All these years later, Cook told People en Español he still “strongly” believes that.

“There’s many meanings behind this,” he said. “One is, it was His decision, not mine. Two, at least for me, I can only speak for myself, it gives me a level of empathy that I think is probably much higher than average because being gay or trans, you’re a minority. And I think when you’re a majority, even though intellectually you can understand what it means to be in a minority, it’s an intellectual thing. It’s not intellectual for me to be in a minority. I’m not saying that I understand the trials and tribulations of every minority group, because I don’t. But I do understand for one of the groups. And to the degree that it helps give you a lens on how other people may feel, I think that’s a gift in and of itself.”

Brooks Kraft/Apple
Brooks Kraft/Apple

During his tenure at Apple, Cook has been notoriously private — which left Correa wondering why he decided to publish such a personal column about his sexual orientation.

According to Cook, he was driven to come out publicly after getting notes from kids who were struggling to do the same thing.

“They were depressed. Some said [they] had suicidal thoughts. Some had been banished by their own parents and family,” Cook recalled. “It weighed on me in terms of what I could do.”

“Obviously I couldn’t talk to each one individually [who] reached out, but you always know if you have people reaching out to you that there’s many more that don’t, that are just out there wondering whether they have a future or not, wondering whether life gets better,” Cook said. “From there I really decided.”

He added: “There’s been a lot of people that came before me that made it possible for me to sit here today, and I needed to do something to help those people that were in a younger generation.”

Anderson Cooper | Roy Rochlin/FilmMagic
Anderson Cooper | Roy Rochlin/FilmMagic

Cook didn’t jump into the decision by any means. He took about a year to “get the words exactly like I wanted” and to pick “the right time for the company.”

“I didn’t want it to be a distraction and so forth,” Cook said, stressing that Apple’s board of directors “unanimously supported it.”

He also turned to a famous friend for advice: Anderson Cooper.

“I was looking for examples of people who had come out in a way that I thought would be similar to my kind of thinking, and he was one of the people I had identified,” Cook told People en Español. “When I’m doing something complex that I’ve never done before, I try to make a list of people who have come before … and he was the first one on the list.”

Cooper came out in 2012, in an open letter to his longtime friend Andrew Sullivan of the Daily Beast.

The CNN anchor had never met Cook before, the Apple CEO recalled, but still took the exec’s request for a meeting.

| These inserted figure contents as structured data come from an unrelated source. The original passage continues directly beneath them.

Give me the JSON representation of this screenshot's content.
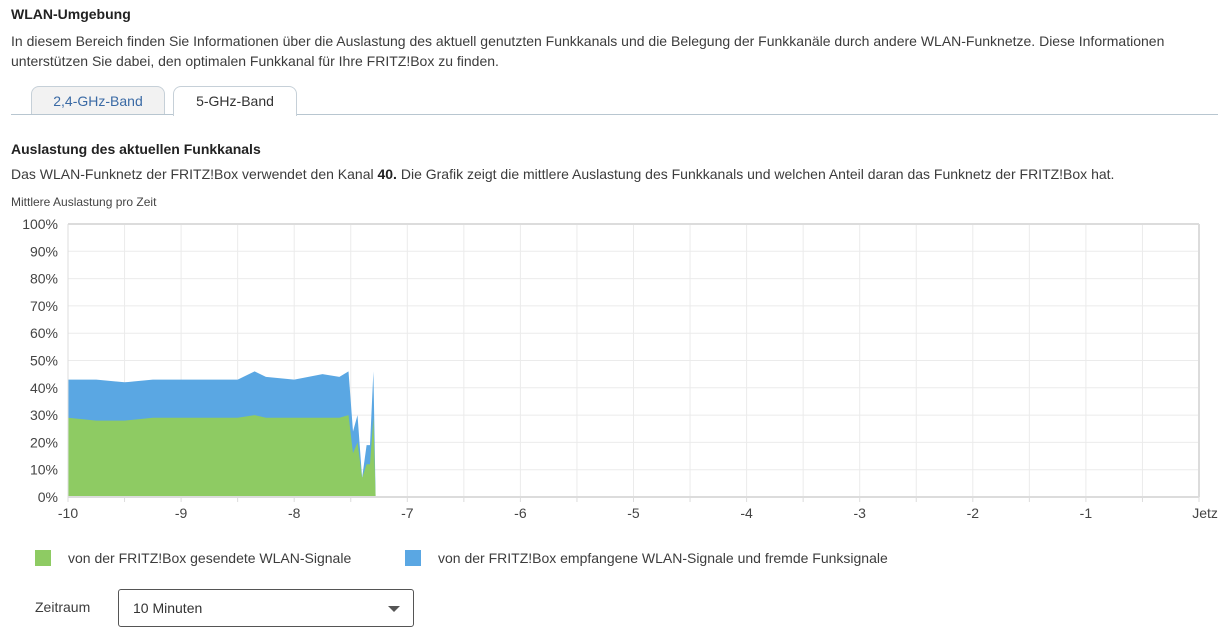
{
  "page": {
    "title": "WLAN-Umgebung",
    "description": "In diesem Bereich finden Sie Informationen über die Auslastung des aktuell genutzten Funkkanals und die Belegung der Funkkanäle durch andere WLAN-Funknetze. Diese Informationen unterstützen Sie dabei, den optimalen Funkkanal für Ihre FRITZ!Box zu finden."
  },
  "tabs": [
    {
      "label": "2,4-GHz-Band",
      "active": false
    },
    {
      "label": "5-GHz-Band",
      "active": true
    }
  ],
  "section": {
    "title": "Auslastung des aktuellen Funkkanals",
    "desc_before": "Das WLAN-Funknetz der FRITZ!Box verwendet den Kanal ",
    "channel": "40.",
    "desc_after": " Die Grafik zeigt die mittlere Auslastung des Funkkanals und welchen Anteil daran das Funknetz der FRITZ!Box hat.",
    "chart_label": "Mittlere Auslastung pro Zeit"
  },
  "colors": {
    "sent": "#8ecb63",
    "received": "#5aa7e3",
    "grid": "#ebebeb",
    "axis": "#dcdcdc"
  },
  "legend": [
    {
      "label": "von der FRITZ!Box gesendete WLAN-Signale",
      "color": "#8ecb63"
    },
    {
      "label": "von der FRITZ!Box empfangene WLAN-Signale und fremde Funksignale",
      "color": "#5aa7e3"
    }
  ],
  "period": {
    "label": "Zeitraum",
    "selected": "10 Minuten"
  },
  "chart_data": {
    "type": "area",
    "stacked": false,
    "title": "Mittlere Auslastung pro Zeit",
    "xlabel": "",
    "ylabel": "",
    "xlim": [
      -10,
      0
    ],
    "ylim": [
      0,
      100
    ],
    "x_ticks": [
      "-10",
      "-9",
      "-8",
      "-7",
      "-6",
      "-5",
      "-4",
      "-3",
      "-2",
      "-1",
      "Jetzt"
    ],
    "y_ticks": [
      "0%",
      "10%",
      "20%",
      "30%",
      "40%",
      "50%",
      "60%",
      "70%",
      "80%",
      "90%",
      "100%"
    ],
    "grid": true,
    "legend_position": "bottom",
    "x": [
      -10,
      -9.75,
      -9.5,
      -9.25,
      -9.0,
      -8.75,
      -8.5,
      -8.35,
      -8.25,
      -8.0,
      -7.75,
      -7.6,
      -7.52,
      -7.48,
      -7.44,
      -7.4,
      -7.36,
      -7.33,
      -7.3,
      -7.28
    ],
    "series": [
      {
        "name": "von der FRITZ!Box empfangene WLAN-Signale und fremde Funksignale (gesamt)",
        "color": "#5aa7e3",
        "values": [
          43,
          43,
          42,
          43,
          43,
          43,
          43,
          46,
          44,
          43,
          45,
          44,
          46,
          24,
          30,
          7,
          19,
          19,
          46,
          0
        ]
      },
      {
        "name": "von der FRITZ!Box gesendete WLAN-Signale",
        "color": "#8ecb63",
        "values": [
          29,
          28,
          28,
          29,
          29,
          29,
          29,
          30,
          29,
          29,
          29,
          29,
          30,
          16,
          20,
          7,
          12,
          12,
          29,
          0
        ]
      }
    ]
  }
}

“He was very open about it,” Cook said. “He didn’t know what it was about. We had never met before. It was an interesting discussion to say the least. I talked to him several times that year to get his advice on different things, and I have a friendship with him now because of that.”

Tim Cook | JOSH EDELSON/AFP/Getty
Tim Cook | JOSH EDELSON/AFP/Getty

Ultimately, Cook stressed that, “Being gay is not a limitation. It’s a feature.”

That’s a message especially important for parents.

“Some parents — I know because they’ve reached out to me — some parents struggle,” Cook said. “They think their child’s potential is less because they’re gay. They think they can’t achieve. They think they’ll be bullied. They think that it’s almost a life sentence to not have as good a life, to not have a happy life.

“My message to them is that it doesn’t have to be like that. It starts with them because if they treat their child with respect and dignity, just like we treat each other, then that child can do anything they want, including [being] the CEO of Apple, or to be the president or whatever they want.”